Transformer가 의미적 오류를 감지하는 시점과 위치

How and where does a transformer notice that a sentence has gone semantically off the rails? To explore this question, we evaluated the causal language model (phi-2) using a carefully curated corpus, with sentences that concluded plausibly or implausibly. Our analysis focused on the hidden states sampled at each model layer. To investigate how violations are encoded, we utilized two complementary probes. First, we conducted a per-layer detection using a linear probe. Our findings revealed that a simple linear decoder struggled to distinguish between plausible and implausible endings in the lowest third of the model’s layers. However, its accuracy sharply increased in the middle blocks, reaching a peak just before the top layers. Second, we examined the effective dimensionality of the encoded violation. Initially, the violation widens the representational subspace, followed by a collapse after a mid-stack bottleneck. This might indicate an exploratory phase that transitions into rapid consolidation. Taken together, these results contemplate the idea of alignment with classical psycholinguistic findings in human reading, where semantic anomalies are detected only after syntactic resolution, occurring later in the online processing sequence.

💡 Research Summary

This paper investigates when and where a transformer‑based causal language model (phi‑2) detects semantic anomalies in a sentence. The authors constructed a carefully curated corpus containing sentence continuations that are either plausible or implausible, covering a range of semantic violations such as lexical conflicts, logical inconsistencies, and world‑knowledge mismatches. For each token, hidden states from all 24 layers of phi‑2 were extracted, and two complementary probing methods were applied.

The first method employs a linear probe (logistic regression) trained on the hidden states of each individual layer to classify the continuation as plausible or implausible. Accuracy and ROC‑AUC were measured via cross‑validation. Results show that the probe performs near chance (≈50‑58 % accuracy) in the lower third of the network (layers 1‑8), indicating that early layers primarily encode low‑level syntactic and lexical information without a robust semantic signal. In the middle blocks (layers 9‑16) the probe’s accuracy rises sharply, peaking around layer 12 with ≈86 % correct classification, before slightly declining in the top layers (≈78‑80 % at layers 17‑24). This pattern suggests that semantic integration and anomaly detection occur after the model has resolved syntactic structure, mirroring findings from psycholinguistic research on human reading where semantic violations are detected only after syntactic parsing is complete.

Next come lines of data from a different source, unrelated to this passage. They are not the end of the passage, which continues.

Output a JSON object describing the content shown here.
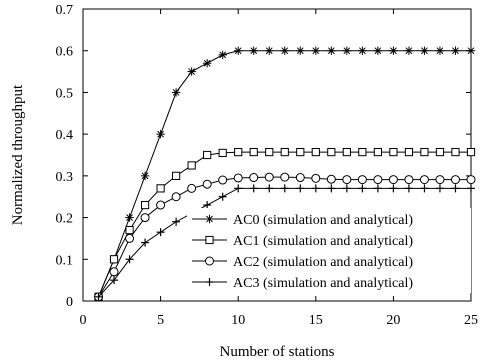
{
  "chart_data": {
    "type": "line",
    "xlabel": "Number of stations",
    "ylabel": "Normalized throughput",
    "xlim": [
      0,
      25
    ],
    "ylim": [
      0,
      0.7
    ],
    "xticks": [
      0,
      5,
      10,
      15,
      20,
      25
    ],
    "yticks": [
      0,
      0.1,
      0.2,
      0.3,
      0.4,
      0.5,
      0.6,
      0.7
    ],
    "xtick_labels": [
      "0",
      "5",
      "10",
      "15",
      "20",
      "25"
    ],
    "ytick_labels": [
      "0",
      "0.1",
      "0.2",
      "0.3",
      "0.4",
      "0.5",
      "0.6",
      "0.7"
    ],
    "grid": false,
    "legend_position": "lower-right",
    "x": [
      1,
      2,
      3,
      4,
      5,
      6,
      7,
      8,
      9,
      10,
      11,
      12,
      13,
      14,
      15,
      16,
      17,
      18,
      19,
      20,
      21,
      22,
      23,
      24,
      25
    ],
    "series": [
      {
        "name": "AC0 (simulation and analytical)",
        "marker": "star",
        "values": [
          0.01,
          0.1,
          0.2,
          0.3,
          0.4,
          0.5,
          0.55,
          0.57,
          0.59,
          0.6,
          0.6,
          0.6,
          0.6,
          0.6,
          0.6,
          0.6,
          0.6,
          0.6,
          0.6,
          0.6,
          0.6,
          0.6,
          0.6,
          0.6,
          0.6
        ]
      },
      {
        "name": "AC1 (simulation and analytical)",
        "marker": "square",
        "values": [
          0.01,
          0.1,
          0.17,
          0.23,
          0.27,
          0.3,
          0.325,
          0.35,
          0.355,
          0.357,
          0.357,
          0.357,
          0.357,
          0.357,
          0.357,
          0.357,
          0.357,
          0.357,
          0.357,
          0.357,
          0.357,
          0.357,
          0.357,
          0.357,
          0.357
        ]
      },
      {
        "name": "AC2 (simulation and analytical)",
        "marker": "circle",
        "values": [
          0.01,
          0.07,
          0.15,
          0.2,
          0.23,
          0.25,
          0.27,
          0.28,
          0.29,
          0.295,
          0.296,
          0.297,
          0.297,
          0.296,
          0.294,
          0.292,
          0.291,
          0.291,
          0.291,
          0.291,
          0.291,
          0.291,
          0.291,
          0.291,
          0.291
        ]
      },
      {
        "name": "AC3 (simulation and analytical)",
        "marker": "plus",
        "values": [
          0.01,
          0.05,
          0.1,
          0.14,
          0.165,
          0.19,
          0.21,
          0.23,
          0.25,
          0.27,
          0.27,
          0.27,
          0.27,
          0.27,
          0.27,
          0.27,
          0.27,
          0.27,
          0.27,
          0.27,
          0.27,
          0.27,
          0.27,
          0.27,
          0.27
        ]
      }
    ]
  }
}
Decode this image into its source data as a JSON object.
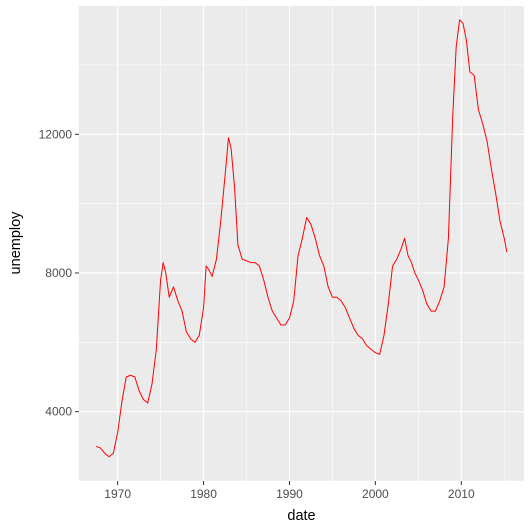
{
  "chart_data": {
    "type": "line",
    "title": "",
    "xlabel": "date",
    "ylabel": "unemploy",
    "xlim": [
      1965.5,
      2017.3
    ],
    "ylim": [
      2000,
      15700
    ],
    "x_ticks": [
      1970,
      1980,
      1990,
      2000,
      2010
    ],
    "x_tick_labels": [
      "1970",
      "1980",
      "1990",
      "2000",
      "2010"
    ],
    "y_ticks": [
      4000,
      8000,
      12000
    ],
    "y_tick_labels": [
      "4000",
      "8000",
      "12000"
    ],
    "grid": true,
    "background": "#ebebeb",
    "gridline_color": "#ffffff",
    "line_color": "#ff0000",
    "series": [
      {
        "x": [
          1967.5,
          1968.0,
          1968.5,
          1969.0,
          1969.5,
          1970.0,
          1970.5,
          1971.0,
          1971.5,
          1972.0,
          1972.5,
          1973.0,
          1973.5,
          1974.0,
          1974.5,
          1975.0,
          1975.3,
          1975.6,
          1976.0,
          1976.5,
          1977.0,
          1977.5,
          1978.0,
          1978.5,
          1979.0,
          1979.5,
          1980.0,
          1980.3,
          1980.6,
          1981.0,
          1981.5,
          1982.0,
          1982.5,
          1982.9,
          1983.2,
          1983.6,
          1984.0,
          1984.5,
          1985.0,
          1985.5,
          1986.0,
          1986.5,
          1987.0,
          1987.5,
          1988.0,
          1988.5,
          1989.0,
          1989.5,
          1990.0,
          1990.5,
          1991.0,
          1991.5,
          1992.0,
          1992.5,
          1993.0,
          1993.5,
          1994.0,
          1994.5,
          1995.0,
          1995.5,
          1996.0,
          1996.5,
          1997.0,
          1997.5,
          1998.0,
          1998.5,
          1999.0,
          1999.5,
          2000.0,
          2000.5,
          2001.0,
          2001.5,
          2002.0,
          2002.5,
          2003.0,
          2003.4,
          2003.8,
          2004.2,
          2004.6,
          2005.0,
          2005.5,
          2006.0,
          2006.5,
          2007.0,
          2007.5,
          2008.0,
          2008.5,
          2009.0,
          2009.4,
          2009.8,
          2010.2,
          2010.6,
          2011.0,
          2011.5,
          2012.0,
          2012.5,
          2013.0,
          2013.5,
          2014.0,
          2014.5,
          2015.0,
          2015.3
        ],
        "y": [
          3000,
          2950,
          2800,
          2700,
          2800,
          3400,
          4300,
          5000,
          5050,
          5000,
          4600,
          4350,
          4250,
          4800,
          5800,
          7800,
          8300,
          8000,
          7300,
          7600,
          7200,
          6900,
          6300,
          6100,
          6000,
          6200,
          7000,
          8200,
          8100,
          7900,
          8400,
          9500,
          10800,
          11900,
          11600,
          10500,
          8800,
          8400,
          8350,
          8300,
          8300,
          8200,
          7800,
          7300,
          6900,
          6700,
          6500,
          6500,
          6700,
          7200,
          8500,
          9000,
          9600,
          9400,
          9000,
          8500,
          8200,
          7600,
          7300,
          7300,
          7200,
          7000,
          6700,
          6400,
          6200,
          6100,
          5900,
          5800,
          5700,
          5650,
          6200,
          7100,
          8200,
          8400,
          8700,
          9000,
          8500,
          8300,
          8000,
          7800,
          7500,
          7100,
          6900,
          6900,
          7200,
          7600,
          9000,
          12500,
          14500,
          15300,
          15200,
          14700,
          13800,
          13700,
          12700,
          12300,
          11800,
          11000,
          10300,
          9500,
          9000,
          8600
        ]
      }
    ]
  }
}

The second analysis quantifies the “effective dimensionality” of the hidden‑state representation by performing principal component analysis (PCA) on each layer’s activation matrix and counting the number of components needed to explain 90 % of the variance. When a semantic violation is present, the effective dimensionality initially expands (e.g., from ≈350 to ≈420 dimensions in early layers), reflecting an exploratory phase where the model entertains multiple possible meanings. Around the middle of the stack (layers 10‑13) a pronounced bottleneck occurs, with dimensionality collapsing to ≈260 dimensions, indicating rapid consolidation of the most plausible interpretation. Subsequent layers maintain this reduced dimensionality or show a modest recovery. This expansion‑collapse trajectory aligns with a hypothesis that transformers first broaden their representational space to explore alternatives and then swiftly converge on a decision, a process reminiscent of human incremental comprehension.

Together, these findings provide three key insights: (1) semantic anomaly detection is a layered, staged process rather than an instantaneous event; (2) the middle layers constitute a critical “semantic integration hub” where the model’s internal representation becomes most discriminative for plausibility judgments; (3) the effective dimensionality dynamics reveal an exploratory‑to‑consolidation transition that may be a generic property of deep language models. The paper also notes that the slight dip in probe performance at the very top layers could be due to the model re‑orienting toward next‑token prediction, which may attenuate the pure semantic signal.

The authors discuss implications for model interpretability, suggesting that linear probes can reliably extract semantic information from middle layers, and that pruning or focusing computation on these layers could yield more efficient inference without sacrificing anomaly‑detection capability. Limitations include the exclusive focus on phi‑2, the lack of systematic comparison across model sizes or architectures, and the absence of a fine‑grained analysis of different violation types.

In conclusion, the study demonstrates that transformer language models detect semantic violations in a temporally delayed, layer‑specific manner that parallels human reading processes. The observed expansion‑collapse pattern of representational dimensionality offers a novel lens for understanding how deep networks navigate the space of possible meanings before committing to a final interpretation. Future work is proposed to extend the analysis to other models, larger corpora, and real‑time interactive settings, thereby deepening our grasp of the alignment between artificial and human language processing.